On the climate side, it puts the U.S. on track to meet President Biden’s 80% electricity and 50% economy-wide carbon reductions, with new clean energy programs and tax incentive and grants; new polluters fees; coastal resiliency programs; investments in combatting drought and wildfire; and incentives for residential weatherization and green electrification. It also includes a historic level of investment in green and sustainable public housing, housing affordability, and home construction; a Civilian Climate Corps modeled on the New Deal’s Civilian Conservation Corps; and the largest one-time investment in Native American infrastructure projects ever.
Sinema and Manchin haven’t identified what among those things they don’t like and want to cut, but chances are it will be the climate stuff. After all, they have that commitment to ExxonMobil that rules their world.
So far, the Sabotage Squad—including honorary members Manchin and Sinema, who’ve been whipping them on—hasn’t been able to derail that.
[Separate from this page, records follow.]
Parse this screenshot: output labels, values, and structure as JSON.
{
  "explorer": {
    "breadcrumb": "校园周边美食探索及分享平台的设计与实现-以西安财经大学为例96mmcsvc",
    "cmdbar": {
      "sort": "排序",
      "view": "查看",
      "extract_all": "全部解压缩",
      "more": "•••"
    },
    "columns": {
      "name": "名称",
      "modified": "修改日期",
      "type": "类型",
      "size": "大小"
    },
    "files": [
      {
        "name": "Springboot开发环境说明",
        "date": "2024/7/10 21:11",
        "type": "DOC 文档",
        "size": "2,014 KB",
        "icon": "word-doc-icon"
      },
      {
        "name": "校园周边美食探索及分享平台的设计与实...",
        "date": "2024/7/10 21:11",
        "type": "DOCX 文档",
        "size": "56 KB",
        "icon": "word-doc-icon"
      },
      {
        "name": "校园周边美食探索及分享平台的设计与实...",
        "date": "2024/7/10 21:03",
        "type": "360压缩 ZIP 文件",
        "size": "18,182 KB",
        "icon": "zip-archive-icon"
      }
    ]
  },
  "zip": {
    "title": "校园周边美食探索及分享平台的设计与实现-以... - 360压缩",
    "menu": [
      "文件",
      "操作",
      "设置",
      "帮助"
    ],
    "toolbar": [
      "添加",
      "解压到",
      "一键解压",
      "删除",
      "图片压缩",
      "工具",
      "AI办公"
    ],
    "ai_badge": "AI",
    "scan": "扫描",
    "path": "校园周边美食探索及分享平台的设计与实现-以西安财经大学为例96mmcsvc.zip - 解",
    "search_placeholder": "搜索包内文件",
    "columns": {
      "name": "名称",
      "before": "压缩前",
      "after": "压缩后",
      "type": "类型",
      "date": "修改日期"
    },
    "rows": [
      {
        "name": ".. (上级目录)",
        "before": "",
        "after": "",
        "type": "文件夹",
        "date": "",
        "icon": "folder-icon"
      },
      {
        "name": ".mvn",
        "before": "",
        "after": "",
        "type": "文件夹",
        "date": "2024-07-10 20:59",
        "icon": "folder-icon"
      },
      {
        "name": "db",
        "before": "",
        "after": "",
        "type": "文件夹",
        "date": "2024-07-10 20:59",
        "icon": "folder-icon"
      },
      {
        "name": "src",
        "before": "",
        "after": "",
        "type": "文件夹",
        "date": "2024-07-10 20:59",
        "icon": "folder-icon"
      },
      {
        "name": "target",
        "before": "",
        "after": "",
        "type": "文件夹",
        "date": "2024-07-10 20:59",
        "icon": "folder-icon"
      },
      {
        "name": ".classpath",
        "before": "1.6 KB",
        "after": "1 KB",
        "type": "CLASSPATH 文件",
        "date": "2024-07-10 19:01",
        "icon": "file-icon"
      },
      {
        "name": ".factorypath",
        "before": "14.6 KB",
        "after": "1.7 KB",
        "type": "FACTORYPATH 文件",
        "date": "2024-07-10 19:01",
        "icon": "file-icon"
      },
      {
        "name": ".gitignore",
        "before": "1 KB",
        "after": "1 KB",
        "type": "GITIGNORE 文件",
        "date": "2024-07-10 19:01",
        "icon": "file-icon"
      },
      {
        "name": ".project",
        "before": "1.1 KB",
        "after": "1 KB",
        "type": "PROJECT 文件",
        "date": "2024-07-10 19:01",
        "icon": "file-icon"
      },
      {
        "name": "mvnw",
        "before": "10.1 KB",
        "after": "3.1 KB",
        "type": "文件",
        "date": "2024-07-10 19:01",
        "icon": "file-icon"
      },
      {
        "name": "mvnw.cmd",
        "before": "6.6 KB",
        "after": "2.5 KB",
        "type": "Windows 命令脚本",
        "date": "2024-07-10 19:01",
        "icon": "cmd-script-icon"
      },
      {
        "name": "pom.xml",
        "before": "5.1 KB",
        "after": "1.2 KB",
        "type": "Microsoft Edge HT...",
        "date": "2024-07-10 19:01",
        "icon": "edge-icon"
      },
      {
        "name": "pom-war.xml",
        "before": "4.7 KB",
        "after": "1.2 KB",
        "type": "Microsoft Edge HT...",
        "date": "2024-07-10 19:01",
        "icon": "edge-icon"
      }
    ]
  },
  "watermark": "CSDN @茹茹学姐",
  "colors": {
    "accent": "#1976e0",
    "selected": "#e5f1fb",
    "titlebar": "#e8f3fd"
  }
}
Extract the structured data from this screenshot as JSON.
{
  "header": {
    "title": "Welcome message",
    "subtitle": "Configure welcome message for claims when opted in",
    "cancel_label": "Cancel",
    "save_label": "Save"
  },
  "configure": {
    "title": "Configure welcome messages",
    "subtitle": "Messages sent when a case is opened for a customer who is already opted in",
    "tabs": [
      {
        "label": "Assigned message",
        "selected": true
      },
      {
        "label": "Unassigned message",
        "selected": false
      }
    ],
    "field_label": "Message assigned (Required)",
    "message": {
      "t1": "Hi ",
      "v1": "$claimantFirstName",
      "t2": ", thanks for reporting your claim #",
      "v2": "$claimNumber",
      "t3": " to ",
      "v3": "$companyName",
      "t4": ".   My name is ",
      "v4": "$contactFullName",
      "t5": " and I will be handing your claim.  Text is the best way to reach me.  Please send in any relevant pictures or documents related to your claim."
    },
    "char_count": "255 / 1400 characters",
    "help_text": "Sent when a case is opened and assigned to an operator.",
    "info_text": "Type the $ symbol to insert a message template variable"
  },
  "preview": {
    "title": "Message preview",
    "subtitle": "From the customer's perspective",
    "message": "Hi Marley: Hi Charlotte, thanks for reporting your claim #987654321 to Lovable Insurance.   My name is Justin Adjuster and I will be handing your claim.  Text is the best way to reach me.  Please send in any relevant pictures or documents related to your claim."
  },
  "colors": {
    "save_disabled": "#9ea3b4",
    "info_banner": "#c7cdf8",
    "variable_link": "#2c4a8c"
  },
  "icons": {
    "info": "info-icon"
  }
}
It’s not certain right now if putting this arbitrary deadline out there for the smaller Senate bill will force everything off the tracks. But we’re still looking at two scenarios: win-win for all Democratic factions, or mutually assured destruction that tanks Biden’s agenda. The problem with the latter choice is that the destruction isn’t just political—it’s literally global, because if this doesn’t work, there’s no knowing when Congress will ever try to tackle climate change.